Everton could have lost Dixie Dean for free after 'stupendous' US wage offer

Dixie Dean turned down a 'stupendous' wage offer from the New York Giants after his record-breaking 60-goal season to save Everton losing him for nothing.

Dean had netted 138 goals for the club at this point and would spend almost another decade at Goodison Park but he would have trebled his wage in America during the summer of 1928.

The forward was earning £8-per-week with Everton and Giants player-manager George Moorhouse - a Liverpool native who played for Tranmere Rovers before originally leaving for Canada in 1923 - was willing to pay him £25 to lead the line for his team.

But Moorhouse would not have paid a single cent to Everton for his services.

On a recruitment mission in North-West England, the Giants boss secured the signatures of Charles Edward Glover, Chris Harrington and Liverpool star David McMullan and admitted he had circumnavigated the rule-book because of the transatlantic deal.
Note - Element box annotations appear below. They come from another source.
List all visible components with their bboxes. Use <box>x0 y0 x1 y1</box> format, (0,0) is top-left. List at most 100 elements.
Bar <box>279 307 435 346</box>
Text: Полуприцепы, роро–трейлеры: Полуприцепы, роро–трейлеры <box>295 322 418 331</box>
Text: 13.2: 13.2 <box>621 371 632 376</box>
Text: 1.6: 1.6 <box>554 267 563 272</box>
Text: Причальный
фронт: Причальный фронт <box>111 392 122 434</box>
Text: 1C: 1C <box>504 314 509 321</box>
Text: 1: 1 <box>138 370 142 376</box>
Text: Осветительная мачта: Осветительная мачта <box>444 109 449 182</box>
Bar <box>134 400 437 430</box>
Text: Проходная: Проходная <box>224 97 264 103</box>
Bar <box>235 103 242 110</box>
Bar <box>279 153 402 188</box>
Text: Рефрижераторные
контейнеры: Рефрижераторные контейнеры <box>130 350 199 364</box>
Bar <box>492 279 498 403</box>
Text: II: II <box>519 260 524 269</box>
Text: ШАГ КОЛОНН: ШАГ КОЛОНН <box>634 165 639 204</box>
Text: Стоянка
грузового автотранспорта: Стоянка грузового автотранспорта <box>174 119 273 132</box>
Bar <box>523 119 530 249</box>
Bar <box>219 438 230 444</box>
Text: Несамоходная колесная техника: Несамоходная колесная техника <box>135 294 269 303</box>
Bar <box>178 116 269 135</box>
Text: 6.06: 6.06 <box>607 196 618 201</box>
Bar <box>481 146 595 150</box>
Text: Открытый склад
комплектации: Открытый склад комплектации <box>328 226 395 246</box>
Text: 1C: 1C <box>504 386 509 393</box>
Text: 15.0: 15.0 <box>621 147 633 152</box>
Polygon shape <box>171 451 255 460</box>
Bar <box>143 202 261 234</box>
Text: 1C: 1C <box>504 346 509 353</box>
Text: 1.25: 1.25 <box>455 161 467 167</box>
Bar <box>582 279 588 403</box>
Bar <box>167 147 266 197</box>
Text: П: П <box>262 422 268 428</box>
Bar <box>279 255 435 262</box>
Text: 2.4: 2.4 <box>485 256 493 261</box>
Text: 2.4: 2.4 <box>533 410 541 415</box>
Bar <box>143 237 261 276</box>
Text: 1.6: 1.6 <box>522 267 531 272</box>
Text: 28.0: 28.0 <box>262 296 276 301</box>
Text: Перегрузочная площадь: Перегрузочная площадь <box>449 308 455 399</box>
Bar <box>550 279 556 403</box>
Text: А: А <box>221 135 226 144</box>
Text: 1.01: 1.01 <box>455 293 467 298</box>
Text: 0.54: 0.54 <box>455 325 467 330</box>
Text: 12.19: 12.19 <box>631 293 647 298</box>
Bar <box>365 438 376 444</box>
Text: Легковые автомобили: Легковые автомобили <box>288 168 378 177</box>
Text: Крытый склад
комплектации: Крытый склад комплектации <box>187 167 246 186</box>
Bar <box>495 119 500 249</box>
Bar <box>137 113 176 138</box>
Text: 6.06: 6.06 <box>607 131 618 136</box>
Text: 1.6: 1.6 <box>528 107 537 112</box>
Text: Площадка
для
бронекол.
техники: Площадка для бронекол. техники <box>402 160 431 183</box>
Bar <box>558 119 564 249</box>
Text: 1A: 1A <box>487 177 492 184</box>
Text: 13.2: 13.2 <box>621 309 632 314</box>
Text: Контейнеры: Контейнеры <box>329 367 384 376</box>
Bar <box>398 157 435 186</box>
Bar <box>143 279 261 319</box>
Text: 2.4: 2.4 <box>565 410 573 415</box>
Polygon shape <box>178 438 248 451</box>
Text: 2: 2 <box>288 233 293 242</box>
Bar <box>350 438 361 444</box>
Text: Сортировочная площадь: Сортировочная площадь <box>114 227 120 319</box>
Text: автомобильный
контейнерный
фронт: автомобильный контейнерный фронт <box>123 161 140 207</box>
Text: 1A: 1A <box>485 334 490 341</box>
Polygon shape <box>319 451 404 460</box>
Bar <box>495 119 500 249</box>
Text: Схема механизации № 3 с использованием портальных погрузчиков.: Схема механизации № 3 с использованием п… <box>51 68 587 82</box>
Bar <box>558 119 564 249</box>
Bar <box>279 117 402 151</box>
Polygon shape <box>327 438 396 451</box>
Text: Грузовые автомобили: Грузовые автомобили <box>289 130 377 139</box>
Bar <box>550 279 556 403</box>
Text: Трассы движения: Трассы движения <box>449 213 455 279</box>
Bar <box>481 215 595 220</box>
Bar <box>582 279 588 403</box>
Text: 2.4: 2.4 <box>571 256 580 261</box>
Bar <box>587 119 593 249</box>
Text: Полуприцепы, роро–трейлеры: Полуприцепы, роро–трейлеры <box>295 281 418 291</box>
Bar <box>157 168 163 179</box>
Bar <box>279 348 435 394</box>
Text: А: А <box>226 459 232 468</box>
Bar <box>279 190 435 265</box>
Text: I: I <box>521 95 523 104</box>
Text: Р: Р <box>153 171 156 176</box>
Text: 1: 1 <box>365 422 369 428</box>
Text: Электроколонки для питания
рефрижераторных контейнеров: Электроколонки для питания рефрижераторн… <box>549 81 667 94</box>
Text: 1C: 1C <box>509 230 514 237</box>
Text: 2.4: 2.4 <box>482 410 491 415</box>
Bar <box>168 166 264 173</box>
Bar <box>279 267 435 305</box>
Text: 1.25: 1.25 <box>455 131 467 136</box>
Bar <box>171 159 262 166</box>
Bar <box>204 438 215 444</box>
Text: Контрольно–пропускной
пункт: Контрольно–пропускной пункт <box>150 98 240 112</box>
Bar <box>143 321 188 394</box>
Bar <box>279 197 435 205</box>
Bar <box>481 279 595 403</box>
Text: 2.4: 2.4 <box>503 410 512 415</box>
"McMullan, who I am taking with me now, is on Liverpool's transfer list for £650 but we obtained him without paying a fee, as the English Football Association has no jurisdiction over us," Moorhouse said. "With us, he will be paid £10-a-week."

There would be no such luck with Dean.

"Soccer in America is rapidly gaining popularity," Moorhouse added, speaking on board the White Star liner Cedrio prior to departure from Liverpool to New York. "The schools have started to play the game.

"The American Soccer League consists of 11 professional teams, which are composed mostly of imported players, and the gate attendance averages from 5,000 to 10,000 per match, [with] all spectators paying the one price in order to give the game a boost.

"We offered Dean, the English centre-forward, £25-a-week to play in America, but our overtures were unsuccessful. Dean said he preferred to play in England."

The Belfast Newsletter described the proposition as 'stupendous' yet Dean would go on to score another 250 goals for Everton and cemented his status as a football legend in the process.

Moorhouse became the first English-born player to appear in a World Cup match when he played for the USA in a 3-0 victory over Belgium in 1930 and captained the team four years later in Italy.

He was inducted into the National Soccer Hall of Fame in 1986.